Chaetomorpha aerea (Gooden ex. Dillw.) Kützing
Nederlandse naam:
Borstelwier
Chaetomorpha's of borstelwieren zijn draadvormige groene wieren, de draden zijn 1 cel dik. Sommige soorten zitten vast op een harde ondergrond, andere, zoals C. linum , vinden we vooral op droogvallende zand- of slikplaten of tussen andere wieren (chaetoo2.tif). De dikte van de draden is vaak een kenmerk. We noemen twee soorten die vastzitten op de ondergrond: C. aerea en Chaetomorpha melagonium .
Beschrijving:
Chaetomorpha aerea is een van de bekendere soorten van dit geslacht. De draden zijn enkele tientallen centimeters lang en zitten in groepjes bij elkaar (vandaar waarschijnlijk de naam borstelwier). De onderste cellen zijn de langste.
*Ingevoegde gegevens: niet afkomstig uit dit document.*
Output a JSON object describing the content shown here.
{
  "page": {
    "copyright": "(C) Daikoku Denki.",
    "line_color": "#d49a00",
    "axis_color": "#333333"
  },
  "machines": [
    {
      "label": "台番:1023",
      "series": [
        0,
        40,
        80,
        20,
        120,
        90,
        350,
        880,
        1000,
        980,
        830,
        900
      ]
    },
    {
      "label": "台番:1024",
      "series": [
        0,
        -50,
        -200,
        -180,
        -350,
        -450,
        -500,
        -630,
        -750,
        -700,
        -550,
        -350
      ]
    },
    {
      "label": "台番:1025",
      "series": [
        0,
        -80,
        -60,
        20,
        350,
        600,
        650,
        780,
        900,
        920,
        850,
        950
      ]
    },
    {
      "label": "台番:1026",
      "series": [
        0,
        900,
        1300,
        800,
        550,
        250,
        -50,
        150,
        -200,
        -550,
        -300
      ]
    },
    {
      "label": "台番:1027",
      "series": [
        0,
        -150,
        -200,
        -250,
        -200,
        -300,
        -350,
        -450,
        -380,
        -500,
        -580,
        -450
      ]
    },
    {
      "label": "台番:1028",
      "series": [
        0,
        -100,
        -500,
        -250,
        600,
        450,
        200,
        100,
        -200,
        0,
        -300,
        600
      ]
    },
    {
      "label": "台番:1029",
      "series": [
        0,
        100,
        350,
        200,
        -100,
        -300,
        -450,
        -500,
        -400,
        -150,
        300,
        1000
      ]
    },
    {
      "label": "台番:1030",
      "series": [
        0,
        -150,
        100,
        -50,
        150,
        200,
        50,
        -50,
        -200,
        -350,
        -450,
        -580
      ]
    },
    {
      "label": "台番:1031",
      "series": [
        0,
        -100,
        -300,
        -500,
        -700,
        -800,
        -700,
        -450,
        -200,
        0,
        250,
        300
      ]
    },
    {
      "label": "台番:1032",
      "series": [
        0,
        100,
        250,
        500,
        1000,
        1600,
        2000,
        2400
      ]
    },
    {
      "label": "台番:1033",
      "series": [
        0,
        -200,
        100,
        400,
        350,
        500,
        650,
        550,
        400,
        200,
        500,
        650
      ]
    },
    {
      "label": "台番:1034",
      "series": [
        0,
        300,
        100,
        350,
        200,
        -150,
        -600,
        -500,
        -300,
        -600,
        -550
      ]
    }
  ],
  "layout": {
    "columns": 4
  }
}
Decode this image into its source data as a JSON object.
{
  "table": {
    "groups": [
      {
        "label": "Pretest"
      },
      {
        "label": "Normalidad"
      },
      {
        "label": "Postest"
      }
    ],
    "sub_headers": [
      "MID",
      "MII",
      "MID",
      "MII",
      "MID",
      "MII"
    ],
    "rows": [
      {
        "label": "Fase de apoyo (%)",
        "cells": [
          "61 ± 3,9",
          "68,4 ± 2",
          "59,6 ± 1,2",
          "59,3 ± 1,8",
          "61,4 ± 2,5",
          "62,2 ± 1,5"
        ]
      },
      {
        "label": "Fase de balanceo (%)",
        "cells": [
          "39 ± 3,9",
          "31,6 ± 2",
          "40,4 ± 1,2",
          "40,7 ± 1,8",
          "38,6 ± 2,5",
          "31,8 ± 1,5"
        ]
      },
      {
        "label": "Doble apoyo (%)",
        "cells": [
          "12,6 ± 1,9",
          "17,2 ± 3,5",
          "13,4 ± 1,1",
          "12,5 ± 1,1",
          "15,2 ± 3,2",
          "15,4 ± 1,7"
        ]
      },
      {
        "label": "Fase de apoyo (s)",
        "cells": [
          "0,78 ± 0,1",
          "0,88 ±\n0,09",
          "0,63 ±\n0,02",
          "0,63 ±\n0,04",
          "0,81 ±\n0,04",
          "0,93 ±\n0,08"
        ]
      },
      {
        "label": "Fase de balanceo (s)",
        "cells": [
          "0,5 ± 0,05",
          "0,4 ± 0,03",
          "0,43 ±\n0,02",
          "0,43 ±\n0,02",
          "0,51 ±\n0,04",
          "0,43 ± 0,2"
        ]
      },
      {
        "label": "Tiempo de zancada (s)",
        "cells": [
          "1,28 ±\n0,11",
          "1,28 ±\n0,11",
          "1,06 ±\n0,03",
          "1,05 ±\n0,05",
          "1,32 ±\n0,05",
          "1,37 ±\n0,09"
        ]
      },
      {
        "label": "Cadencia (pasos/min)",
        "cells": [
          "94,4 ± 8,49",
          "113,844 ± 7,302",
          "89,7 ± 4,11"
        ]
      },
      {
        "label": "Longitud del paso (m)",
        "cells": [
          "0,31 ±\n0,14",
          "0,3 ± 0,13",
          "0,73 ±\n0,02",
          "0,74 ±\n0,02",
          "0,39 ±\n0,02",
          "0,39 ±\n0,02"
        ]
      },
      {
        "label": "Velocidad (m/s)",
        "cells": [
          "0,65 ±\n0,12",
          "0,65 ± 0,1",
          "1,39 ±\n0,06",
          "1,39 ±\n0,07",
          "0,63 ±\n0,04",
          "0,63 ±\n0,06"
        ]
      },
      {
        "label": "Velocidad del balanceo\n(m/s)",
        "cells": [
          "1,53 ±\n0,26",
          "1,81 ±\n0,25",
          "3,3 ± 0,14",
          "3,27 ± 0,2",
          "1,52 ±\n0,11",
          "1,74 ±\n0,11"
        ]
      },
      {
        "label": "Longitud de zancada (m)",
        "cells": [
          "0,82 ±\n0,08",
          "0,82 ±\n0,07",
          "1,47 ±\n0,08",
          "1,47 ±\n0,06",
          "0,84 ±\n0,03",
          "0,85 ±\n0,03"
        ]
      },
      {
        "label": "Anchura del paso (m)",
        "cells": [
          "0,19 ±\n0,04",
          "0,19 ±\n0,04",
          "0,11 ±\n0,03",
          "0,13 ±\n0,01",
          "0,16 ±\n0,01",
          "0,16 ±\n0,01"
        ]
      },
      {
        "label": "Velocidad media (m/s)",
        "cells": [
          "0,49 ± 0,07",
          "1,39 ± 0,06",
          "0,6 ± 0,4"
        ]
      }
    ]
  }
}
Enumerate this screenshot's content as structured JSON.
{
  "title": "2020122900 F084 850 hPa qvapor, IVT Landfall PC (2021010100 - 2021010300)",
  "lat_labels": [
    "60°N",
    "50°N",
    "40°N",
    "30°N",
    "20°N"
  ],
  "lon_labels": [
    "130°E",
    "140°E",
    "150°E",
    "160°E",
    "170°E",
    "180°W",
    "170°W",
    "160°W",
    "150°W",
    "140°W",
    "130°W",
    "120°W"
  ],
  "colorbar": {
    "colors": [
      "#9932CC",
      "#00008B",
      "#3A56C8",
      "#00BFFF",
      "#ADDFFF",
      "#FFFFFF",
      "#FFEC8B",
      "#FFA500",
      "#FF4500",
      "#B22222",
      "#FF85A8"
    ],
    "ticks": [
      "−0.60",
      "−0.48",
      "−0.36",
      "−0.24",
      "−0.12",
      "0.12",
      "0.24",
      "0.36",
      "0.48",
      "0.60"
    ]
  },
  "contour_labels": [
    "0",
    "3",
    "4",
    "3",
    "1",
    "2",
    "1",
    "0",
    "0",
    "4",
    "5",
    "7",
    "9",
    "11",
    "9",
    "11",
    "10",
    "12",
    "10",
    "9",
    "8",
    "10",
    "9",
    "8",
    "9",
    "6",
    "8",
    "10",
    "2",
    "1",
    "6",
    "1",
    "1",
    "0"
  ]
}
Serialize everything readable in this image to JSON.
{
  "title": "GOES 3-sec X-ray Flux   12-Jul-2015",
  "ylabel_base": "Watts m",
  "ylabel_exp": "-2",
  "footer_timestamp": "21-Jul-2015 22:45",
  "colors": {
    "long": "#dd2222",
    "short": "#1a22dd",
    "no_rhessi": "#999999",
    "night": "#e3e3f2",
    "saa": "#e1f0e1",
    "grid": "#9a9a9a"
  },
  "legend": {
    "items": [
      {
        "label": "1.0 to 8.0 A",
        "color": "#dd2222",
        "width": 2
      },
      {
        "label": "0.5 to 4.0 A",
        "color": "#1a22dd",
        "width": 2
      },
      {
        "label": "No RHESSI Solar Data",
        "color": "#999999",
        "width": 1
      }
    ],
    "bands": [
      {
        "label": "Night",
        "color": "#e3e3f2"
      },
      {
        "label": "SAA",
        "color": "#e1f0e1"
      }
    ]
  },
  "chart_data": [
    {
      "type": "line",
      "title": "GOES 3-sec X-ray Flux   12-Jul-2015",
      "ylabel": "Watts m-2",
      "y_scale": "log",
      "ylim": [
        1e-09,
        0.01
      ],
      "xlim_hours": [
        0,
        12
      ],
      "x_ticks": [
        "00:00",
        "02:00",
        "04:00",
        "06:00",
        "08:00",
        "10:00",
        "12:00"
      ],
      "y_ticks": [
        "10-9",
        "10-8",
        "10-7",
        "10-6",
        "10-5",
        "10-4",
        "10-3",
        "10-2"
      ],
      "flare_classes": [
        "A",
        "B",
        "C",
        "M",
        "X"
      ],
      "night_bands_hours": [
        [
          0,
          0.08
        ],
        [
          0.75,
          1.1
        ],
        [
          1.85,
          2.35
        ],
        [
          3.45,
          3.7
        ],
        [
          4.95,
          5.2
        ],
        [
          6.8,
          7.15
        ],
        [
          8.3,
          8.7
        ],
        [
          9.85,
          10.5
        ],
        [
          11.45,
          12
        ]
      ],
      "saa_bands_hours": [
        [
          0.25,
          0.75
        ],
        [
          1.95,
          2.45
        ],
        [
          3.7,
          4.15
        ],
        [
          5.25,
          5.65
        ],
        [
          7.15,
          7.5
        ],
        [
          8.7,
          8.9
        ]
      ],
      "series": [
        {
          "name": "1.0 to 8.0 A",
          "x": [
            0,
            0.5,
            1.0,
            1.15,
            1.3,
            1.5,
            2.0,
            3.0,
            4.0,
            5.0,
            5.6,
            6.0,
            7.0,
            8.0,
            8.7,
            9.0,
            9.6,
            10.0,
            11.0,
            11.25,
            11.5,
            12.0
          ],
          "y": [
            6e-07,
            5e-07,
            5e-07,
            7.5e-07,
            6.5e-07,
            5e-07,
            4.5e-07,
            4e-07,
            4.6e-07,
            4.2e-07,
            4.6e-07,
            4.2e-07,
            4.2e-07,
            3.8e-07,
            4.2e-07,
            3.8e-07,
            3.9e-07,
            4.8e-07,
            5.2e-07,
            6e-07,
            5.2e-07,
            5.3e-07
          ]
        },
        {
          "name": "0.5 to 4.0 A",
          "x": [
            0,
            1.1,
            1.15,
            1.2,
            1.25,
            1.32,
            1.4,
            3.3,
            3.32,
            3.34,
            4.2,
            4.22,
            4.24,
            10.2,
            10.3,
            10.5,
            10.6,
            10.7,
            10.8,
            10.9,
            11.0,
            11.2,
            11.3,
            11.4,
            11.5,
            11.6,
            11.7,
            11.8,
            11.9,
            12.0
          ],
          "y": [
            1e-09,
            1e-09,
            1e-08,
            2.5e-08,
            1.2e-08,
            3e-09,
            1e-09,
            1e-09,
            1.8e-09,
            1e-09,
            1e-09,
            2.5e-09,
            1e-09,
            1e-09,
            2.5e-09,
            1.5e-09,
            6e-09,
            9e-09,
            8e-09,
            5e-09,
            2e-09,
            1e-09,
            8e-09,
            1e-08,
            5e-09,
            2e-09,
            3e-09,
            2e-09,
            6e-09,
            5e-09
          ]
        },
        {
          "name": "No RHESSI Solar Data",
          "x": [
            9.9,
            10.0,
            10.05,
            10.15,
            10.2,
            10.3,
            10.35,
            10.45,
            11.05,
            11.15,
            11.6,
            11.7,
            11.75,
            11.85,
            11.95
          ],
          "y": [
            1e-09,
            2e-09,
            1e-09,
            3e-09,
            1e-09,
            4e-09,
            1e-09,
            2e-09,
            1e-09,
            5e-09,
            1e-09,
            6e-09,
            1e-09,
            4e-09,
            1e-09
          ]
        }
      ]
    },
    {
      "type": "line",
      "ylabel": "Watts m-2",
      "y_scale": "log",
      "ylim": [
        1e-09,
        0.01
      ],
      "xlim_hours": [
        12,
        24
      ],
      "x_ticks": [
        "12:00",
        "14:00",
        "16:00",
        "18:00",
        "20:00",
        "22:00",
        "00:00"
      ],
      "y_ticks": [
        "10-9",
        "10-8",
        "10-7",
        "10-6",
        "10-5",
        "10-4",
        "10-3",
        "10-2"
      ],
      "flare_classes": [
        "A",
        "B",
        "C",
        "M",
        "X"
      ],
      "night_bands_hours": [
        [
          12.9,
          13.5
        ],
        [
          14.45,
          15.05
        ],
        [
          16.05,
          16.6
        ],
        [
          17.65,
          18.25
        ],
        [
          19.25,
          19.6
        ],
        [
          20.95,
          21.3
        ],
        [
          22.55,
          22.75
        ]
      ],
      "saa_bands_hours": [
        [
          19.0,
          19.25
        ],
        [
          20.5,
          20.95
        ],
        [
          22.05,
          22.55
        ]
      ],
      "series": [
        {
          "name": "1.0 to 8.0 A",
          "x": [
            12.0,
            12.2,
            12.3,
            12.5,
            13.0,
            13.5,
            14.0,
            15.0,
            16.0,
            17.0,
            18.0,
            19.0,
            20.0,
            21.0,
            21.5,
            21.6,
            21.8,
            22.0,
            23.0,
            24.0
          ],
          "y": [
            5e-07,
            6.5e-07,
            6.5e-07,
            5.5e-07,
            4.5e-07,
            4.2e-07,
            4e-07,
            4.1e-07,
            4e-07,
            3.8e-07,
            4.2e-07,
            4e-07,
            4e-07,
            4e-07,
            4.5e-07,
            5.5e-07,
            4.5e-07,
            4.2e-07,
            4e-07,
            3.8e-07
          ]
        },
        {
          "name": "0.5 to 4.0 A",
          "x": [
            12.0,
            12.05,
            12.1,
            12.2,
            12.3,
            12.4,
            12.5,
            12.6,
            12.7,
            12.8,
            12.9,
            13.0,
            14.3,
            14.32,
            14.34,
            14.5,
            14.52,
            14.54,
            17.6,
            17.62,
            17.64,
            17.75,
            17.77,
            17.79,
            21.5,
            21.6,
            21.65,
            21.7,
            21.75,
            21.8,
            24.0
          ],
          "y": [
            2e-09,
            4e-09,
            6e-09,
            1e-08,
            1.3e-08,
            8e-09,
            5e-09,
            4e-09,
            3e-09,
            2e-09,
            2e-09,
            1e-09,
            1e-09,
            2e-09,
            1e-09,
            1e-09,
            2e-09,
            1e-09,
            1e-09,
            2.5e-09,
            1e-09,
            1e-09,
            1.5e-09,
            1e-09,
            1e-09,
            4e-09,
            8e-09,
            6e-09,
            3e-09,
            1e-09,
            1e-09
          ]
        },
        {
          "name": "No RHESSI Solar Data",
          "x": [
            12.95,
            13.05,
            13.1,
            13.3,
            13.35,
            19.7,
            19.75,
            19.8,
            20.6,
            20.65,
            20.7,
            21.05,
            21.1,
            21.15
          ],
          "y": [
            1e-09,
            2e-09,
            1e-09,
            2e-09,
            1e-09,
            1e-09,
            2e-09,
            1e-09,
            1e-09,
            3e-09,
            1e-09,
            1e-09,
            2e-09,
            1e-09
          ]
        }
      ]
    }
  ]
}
Dikte van de draad maximaal ca. 0,3 mm. Voortplanting uitsluitend ongeslachtelijk, d.m.v. sporen die in de bovenste paar cellen gevormd worden. Cellen ongeveer overal even breed, dit in tegenstelling tot Chaetomorpha melagonium , waar de cellen in het midden het breedste zijn.
Leefgebied:
Laag in het intergetijdengebied en iets dieper, redelijk algemeen op plaatsen met wat ruwere omstandigheden.
Verspreiding:
Noorwegen tot aan de Canarische Eilanden; ook aan de Amerikaanse oostkust.
Opmerking:
Sommigen beweren wel, dat dit geen aparte soort is, maar een vorm van de hierboven genoemde C. linum . Dit is echter niet zo waarschijnlijk. C. linum kent wel geslachtelijke voortplanting en de draden kunnen aanzienlijk langer worden: tot enkele meters lang! Het zijn dan vaak enorme kluwens die je niet meer uit elkaar kunt halen.